Il 13 giugno 2013 la sovrintendenza per i beni architettonici e per il paesaggio del Lazio ha comunicato l’apposizione del vincolo nella zona 167 di Via Mura dei Francesi, delocalizzando in questo modo l’intervento di edilizia economica e popolare.
“È doveroso però precisare alcuni aspetti: il vincolo che la sovrintendenza intende porre, non esplicita legami con i ritrovamenti archeologici che si sono rivelati in questa zona, infatti la sovrintendenza per i beni archeologici ha rilasciato il proprio nulla osta poche settimane fa, accogliendo il riposizionamento delle sagome degli edifici, in un contesto di rispetto e valorizzazione – dichiara in un nota Carlo Verini, Vice Sindaco di Ciampino – I pregevoli ritrovamenti fatti, sono stati resi possibili proprio dai sondaggi archeologici pagati dai soci delle cooperative, che ci hanno permesso di rinvenire testimonianze della nostra storia, che altrimenti sarebbero rimaste sepolte per sempre. Il comune peraltro ha intrapreso un progetto di conservazione e musealizzazione dei reperti che in parte vanno a collocarsi nel parco archeologico che si intenderebbe realizzare all’interno dell’area, in parte in un zona museale che troverà spazio nei locali adiacenti al comune nella ex cantina sociale ed in fase di ristrutturazione”.

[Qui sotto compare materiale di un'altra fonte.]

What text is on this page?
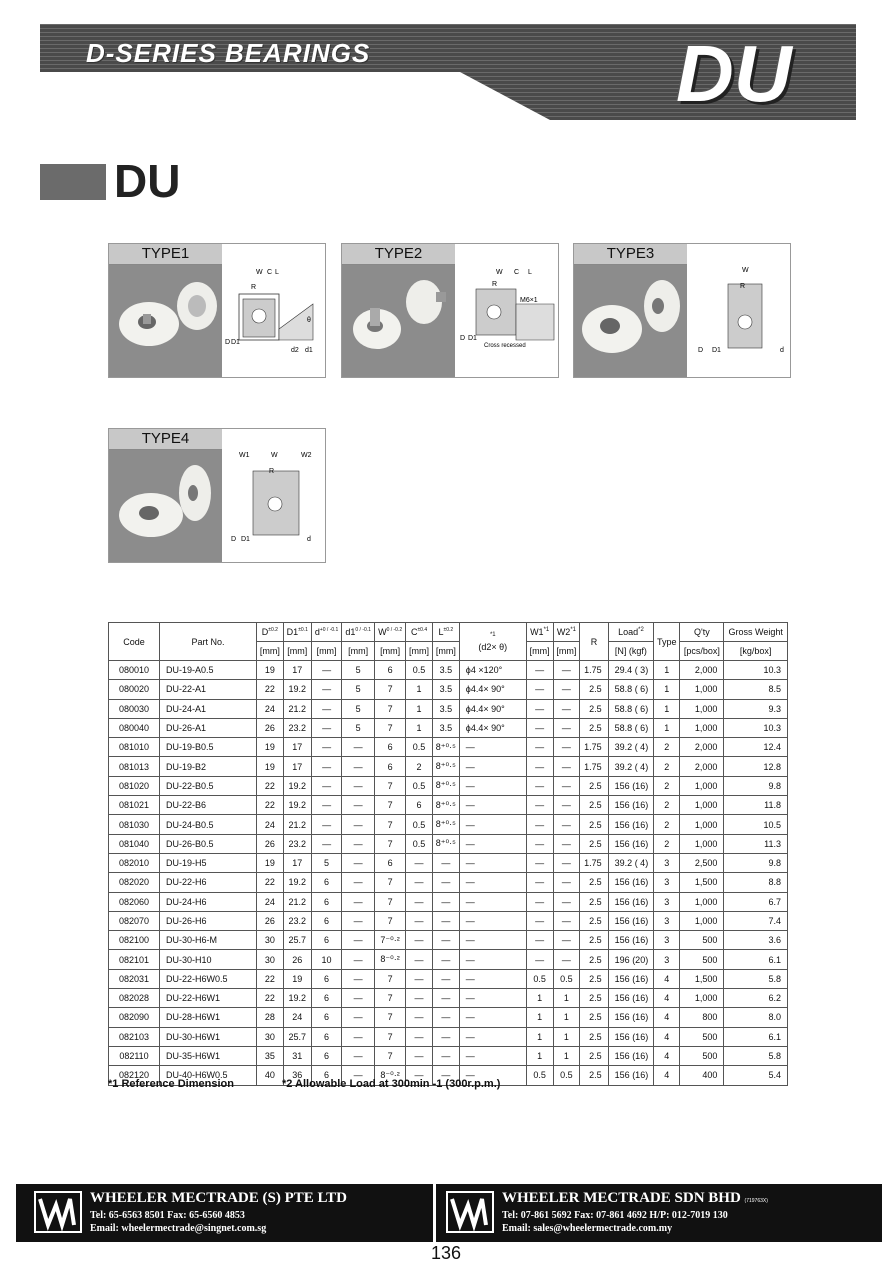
D-SERIES BEARINGS	DU
DU
TYPE1
W C L
R
D D1
d2 d1
θ
TYPE2
W C L
R
M6×1
D D1
Cross recessed
TYPE3
W
R
D D1	d
TYPE4
W1	W	W2
R
D D1	d
Code	Part No.	$D^{\pm 0.2}$	$D1^{\pm 0.1}$	$d^{+0 / -0.1}$	$d1^{0 / -0.1}$	$W^{0 / -0.2}$	$C^{\pm 0.4}$	$L^{\pm 0.2}$	$^{*1}$
(d2× θ)	W1$^{*1}$	W2$^{*1}$	R	Load$^{*2}$	Type	Q'ty	Gross Weight
		[mm]	[mm]	[mm]	[mm]	[mm]	[mm]	[mm]		[mm]	[mm]		[N] (kgf)		[pcs/box]	[kg/box]
080010	DU-19-A0.5	19	17	—	5	6	0.5	3.5	ϕ4 ×120°	—	—	1.75	29.4 ( 3)	1	2,000	10.3
080020	DU-22-A1	22	19.2	—	5	7	1	3.5	ϕ4.4× 90°	—	—	2.5	58.8 ( 6)	1	1,000	8.5
080030	DU-24-A1	24	21.2	—	5	7	1	3.5	ϕ4.4× 90°	—	—	2.5	58.8 ( 6)	1	1,000	9.3
080040	DU-26-A1	26	23.2	—	5	7	1	3.5	ϕ4.4× 90°	—	—	2.5	58.8 ( 6)	1	1,000	10.3
081010	DU-19-B0.5	19	17	—	—	6	0.5	8⁺⁰·⁵	—	—	—	1.75	39.2 ( 4)	2	2,000	12.4
081013	DU-19-B2	19	17	—	—	6	2	8⁺⁰·⁵	—	—	—	1.75	39.2 ( 4)	2	2,000	12.8
081020	DU-22-B0.5	22	19.2	—	—	7	0.5	8⁺⁰·⁵	—	—	—	2.5	156 (16)	2	1,000	9.8
081021	DU-22-B6	22	19.2	—	—	7	6	8⁺⁰·⁵	—	—	—	2.5	156 (16)	2	1,000	11.8
081030	DU-24-B0.5	24	21.2	—	—	7	0.5	8⁺⁰·⁵	—	—	—	2.5	156 (16)	2	1,000	10.5
081040	DU-26-B0.5	26	23.2	—	—	7	0.5	8⁺⁰·⁵	—	—	—	2.5	156 (16)	2	1,000	11.3
082010	DU-19-H5	19	17	5	—	6	—	—	—	—	—	1.75	39.2 ( 4)	3	2,500	9.8
082020	DU-22-H6	22	19.2	6	—	7	—	—	—	—	—	2.5	156 (16)	3	1,500	8.8
082060	DU-24-H6	24	21.2	6	—	7	—	—	—	—	—	2.5	156 (16)	3	1,000	6.7
082070	DU-26-H6	26	23.2	6	—	7	—	—	—	—	—	2.5	156 (16)	3	1,000	7.4
082100	DU-30-H6-M	30	25.7	6	—	7⁻⁰·²	—	—	—	—	—	2.5	156 (16)	3	500	3.6
082101	DU-30-H10	30	26	10	—	8⁻⁰·²	—	—	—	—	—	2.5	196 (20)	3	500	6.1
082031	DU-22-H6W0.5	22	19	6	—	7	—	—	—	0.5	0.5	2.5	156 (16)	4	1,500	5.8
082028	DU-22-H6W1	22	19.2	6	—	7	—	—	—	1	1	2.5	156 (16)	4	1,000	6.2
082090	DU-28-H6W1	28	24	6	—	7	—	—	—	1	1	2.5	156 (16)	4	800	8.0
082103	DU-30-H6W1	30	25.7	6	—	7	—	—	—	1	1	2.5	156 (16)	4	500	6.1
082110	DU-35-H6W1	35	31	6	—	7	—	—	—	1	1	2.5	156 (16)	4	500	5.8
082120	DU-40-H6W0.5	40	36	6	—	8⁻⁰·²	—	—	—	0.5	0.5	2.5	156 (16)	4	400	5.4
*1 Reference Dimension	*2 Allowable Load at 300min -1 (300r.p.m.)
WHEELER MECTRADE (S) PTE LTD
Tel: 65-6563 8501 Fax: 65-6560 4853
Email: wheelermectrade@singnet.com.sg
WHEELER MECTRADE SDN BHD (719763X)
Tel: 07-861 5692 Fax: 07-861 4692 H/P: 012-7019 130
Email: sales@wheelermectrade.com.my
136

“Il nuovo vincolo postumo rispetto all’iter autorizzativo, che la sovrintendenza paesaggistica vorrebbe mettere, e che si contraddice con quanto già espresso in fase di approvazione regionale, andrebbe a riguardare le cosiddette “mura dei francesi” che costeggiano la via dei laghi, i casali che sono all’interno ed alcuni uliveti e vigneti, peraltro non più esistenti da anni. Questo nuovo vincolo di fatto bloccherebbe l’insediamento abitativo con conseguenze sociali ed economiche a dir poco imprevedibili”.
“Per queste motivazioni non è possibile per me gioire di questo risultato, la delocalizzazione della zona 167 come alcuni in modo quantomeno prematuro paventano, richiederebbe un tempo di almeno 2 anni, ammesso che la zona che si andrebbe ad individuare non incontri nessun tipo di vincolo dal punto di vista aecheologico, paesaggistico e soprattutto geologico”.

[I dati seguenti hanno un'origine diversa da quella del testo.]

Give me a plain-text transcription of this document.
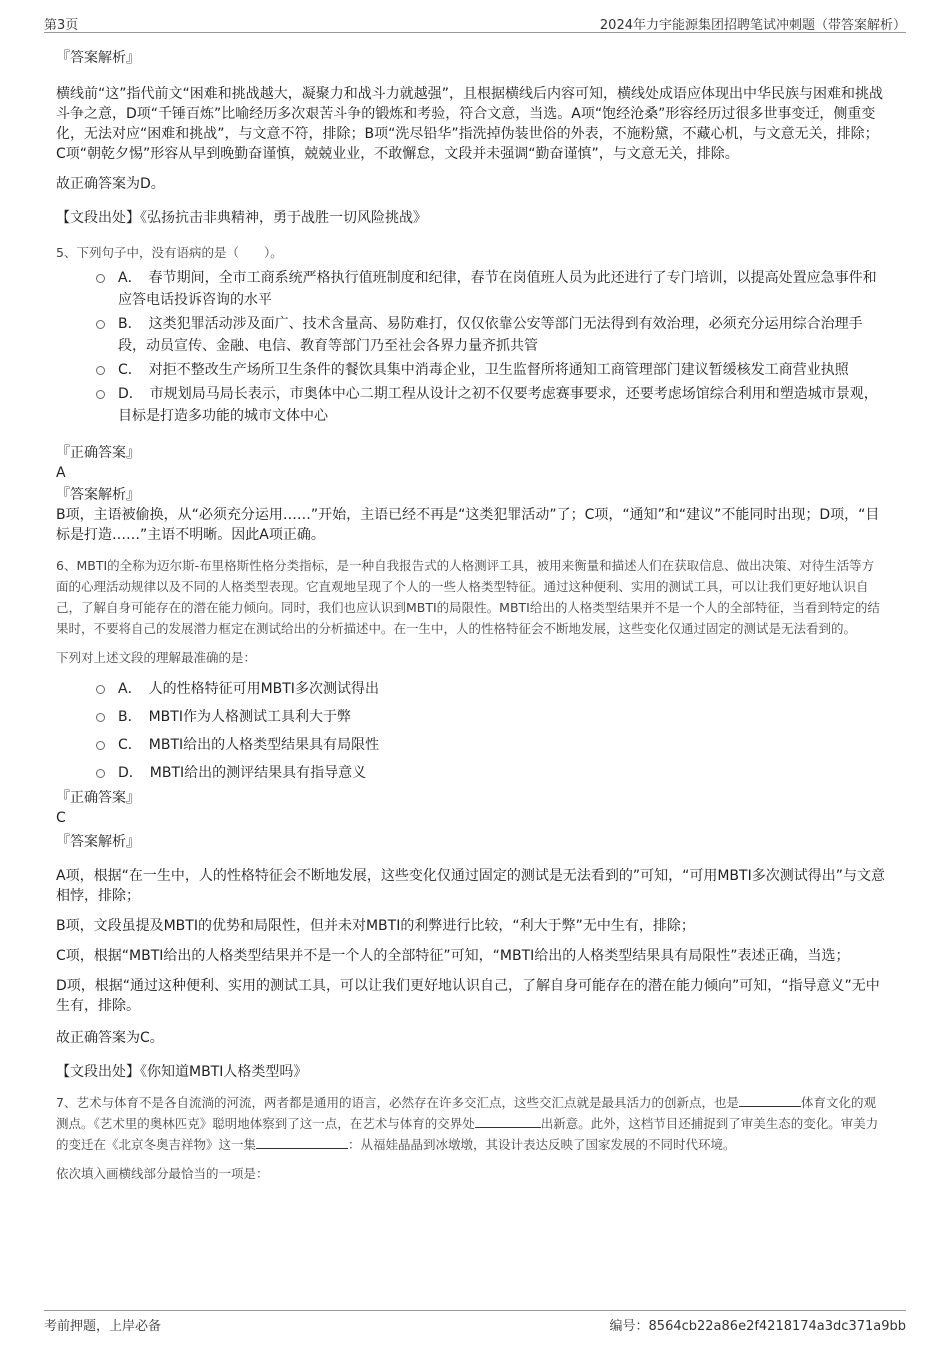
第3页	2024年力宇能源集团招聘笔试冲刺题（带答案解析）

『答案解析』

横线前“这”指代前文“困难和挑战越大，凝聚力和战斗力就越强”，且根据横线后内容可知，横线处成语应体现出中华民族与困难和挑战斗争之意，D项“千锤百炼”比喻经历多次艰苦斗争的锻炼和考验，符合文意，当选。A项“饱经沧桑”形容经历过很多世事变迁，侧重变化，无法对应“困难和挑战”，与文意不符，排除；B项“洗尽铅华”指洗掉伪装世俗的外表，不施粉黛，不藏心机，与文意无关，排除；C项“朝乾夕惕”形容从早到晚勤奋谨慎，兢兢业业，不敢懈怠，文段并未强调“勤奋谨慎”，与文意无关，排除。

故正确答案为D。

【文段出处】《弘扬抗击非典精神，勇于战胜一切风险挑战》

5、下列句子中，没有语病的是（　　）。

A．　春节期间，全市工商系统严格执行值班制度和纪律，春节在岗值班人员为此还进行了专门培训，以提高处置应急事件和应答电话投诉咨询的水平

B．　这类犯罪活动涉及面广、技术含量高、易防难打，仅仅依靠公安等部门无法得到有效治理，必须充分运用综合治理手段，动员宣传、金融、电信、教育等部门乃至社会各界力量齐抓共管

C．　对拒不整改生产场所卫生条件的餐饮具集中消毒企业，卫生监督所将通知工商管理部门建议暂缓核发工商营业执照

D．　市规划局马局长表示，市奥体中心二期工程从设计之初不仅要考虑赛事要求，还要考虑场馆综合利用和塑造城市景观，目标是打造多功能的城市文体中心

『正确答案』

A

『答案解析』

B项，主语被偷换，从“必须充分运用……”开始，主语已经不再是“这类犯罪活动”了；C项，“通知”和“建议”不能同时出现；D项，“目标是打造……”主语不明晰。因此A项正确。

6、MBTI的全称为迈尔斯-布里格斯性格分类指标，是一种自我报告式的人格测评工具，被用来衡量和描述人们在获取信息、做出决策、对待生活等方面的心理活动规律以及不同的人格类型表现。它直观地呈现了个人的一些人格类型特征。通过这种便利、实用的测试工具，可以让我们更好地认识自己，了解自身可能存在的潜在能力倾向。同时，我们也应认识到MBTI的局限性。MBTI给出的人格类型结果并不是一个人的全部特征，当看到特定的结果时，不要将自己的发展潜力框定在测试给出的分析描述中。在一生中，人的性格特征会不断地发展，这些变化仅通过固定的测试是无法看到的。

下列对上述文段的理解最准确的是：

A．　人的性格特征可用MBTI多次测试得出

B．　MBTI作为人格测试工具利大于弊

C．　MBTI给出的人格类型结果具有局限性

D．　MBTI给出的测评结果具有指导意义

『正确答案』

C

『答案解析』

A项，根据“在一生中，人的性格特征会不断地发展，这些变化仅通过固定的测试是无法看到的”可知，“可用MBTI多次测试得出”与文意相悖，排除；

B项，文段虽提及MBTI的优势和局限性，但并未对MBTI的利弊进行比较，“利大于弊”无中生有，排除；

C项，根据“MBTI给出的人格类型结果并不是一个人的全部特征”可知，“MBTI给出的人格类型结果具有局限性”表述正确，当选；

D项，根据“通过这种便利、实用的测试工具，可以让我们更好地认识自己，了解自身可能存在的潜在能力倾向”可知，“指导意义”无中生有，排除。

故正确答案为C。

【文段出处】《你知道MBTI人格类型吗》

7、艺术与体育不是各自流淌的河流，两者都是通用的语言，必然存在许多交汇点，这些交汇点就是最具活力的创新点，也是	体育文化的观测点。《艺术里的奥林匹克》聪明地体察到了这一点，在艺术与体育的交界处	出新意。此外，这档节目还捕捉到了审美生态的变化。审美力的变迁在《北京冬奥吉祥物》这一集	：从福娃晶晶到冰墩墩，其设计表达反映了国家发展的不同时代环境。

依次填入画横线部分最恰当的一项是：

考前押题，上岸必备	编号：8564cb22a86e2f4218174a3dc371a9bb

“Il danno economico che il vincolo andrebbe a creare è ingente. Le zone erano state già pre assegnate, alle cooperative vincitrici del bando ed i soci, tutti nostri concittadini hanno già versato cospicue somme, ciascuno per l’acquisizione delle aree e per i sondaggi archeologici obbligatori per legge. Non solo, i proprietari dei terreni che sono stati ceduti al comune per la realizzazione delle aree, hanno ottenuto in cambio una superficie edificabile che oggi di fatto diventerebbe anch’essa non utilizzabile – conclude Verini – A questo punto nel rispetto del ruolo che la sovrintendenza riveste, è opportuno che l’amministrazione faccia la propria parte a tutela sì della bellezza del nostro territorio ma anche dei cittadini di Ciampino che rischiano di vedere vanificato il sogno di costruirsi la prima casa”.

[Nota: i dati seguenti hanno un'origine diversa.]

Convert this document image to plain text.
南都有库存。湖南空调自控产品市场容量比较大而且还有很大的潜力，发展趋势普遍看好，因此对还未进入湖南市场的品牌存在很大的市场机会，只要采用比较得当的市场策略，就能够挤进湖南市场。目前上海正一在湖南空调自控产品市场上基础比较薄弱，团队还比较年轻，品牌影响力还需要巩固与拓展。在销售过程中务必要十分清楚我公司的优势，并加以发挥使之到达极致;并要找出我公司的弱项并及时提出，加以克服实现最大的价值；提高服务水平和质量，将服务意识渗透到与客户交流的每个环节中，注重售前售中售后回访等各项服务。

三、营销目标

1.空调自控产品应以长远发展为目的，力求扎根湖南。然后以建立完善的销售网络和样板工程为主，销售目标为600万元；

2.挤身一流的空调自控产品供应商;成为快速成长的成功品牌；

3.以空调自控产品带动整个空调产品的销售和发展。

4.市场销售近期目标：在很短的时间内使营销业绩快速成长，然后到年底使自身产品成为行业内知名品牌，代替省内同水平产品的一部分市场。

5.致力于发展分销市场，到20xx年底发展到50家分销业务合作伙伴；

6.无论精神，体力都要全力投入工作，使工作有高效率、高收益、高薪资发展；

Ma quali sono le antichità nella zona che hanno convinto la sovrintendenza ad apporre il vincolo archeologico? Via Mura dei Francesi, che la Soprintendenza per i beni e le attività culturali del Lazio ha definito la presenza storico e monumentale più significativa del comune di Ciampino è delimitata da una cinta muraria impreziosita dal portale, gioiello dell’arte Barocca del ‘600 (recentemente crollato), e custode di ville e casali, come quello dei Monaci, Maruffi e dei Francesi. L’area fu teatro di importanti episodi storici, tra i quali spiccano molte vicende legate all’Unità d’Italia.
Nella zona adiacente, tra l’altro, sono stati rinvenuti i ricchi ambienti di una grande villa che, sembrerebbe attribuita a Valerio Corvino Messala, console del 31 A.C., dunque una residenza suburbana di uno dei personaggi più influenti della cultura di età augustea del cui circolo letterario Tibullo fu principale esponente.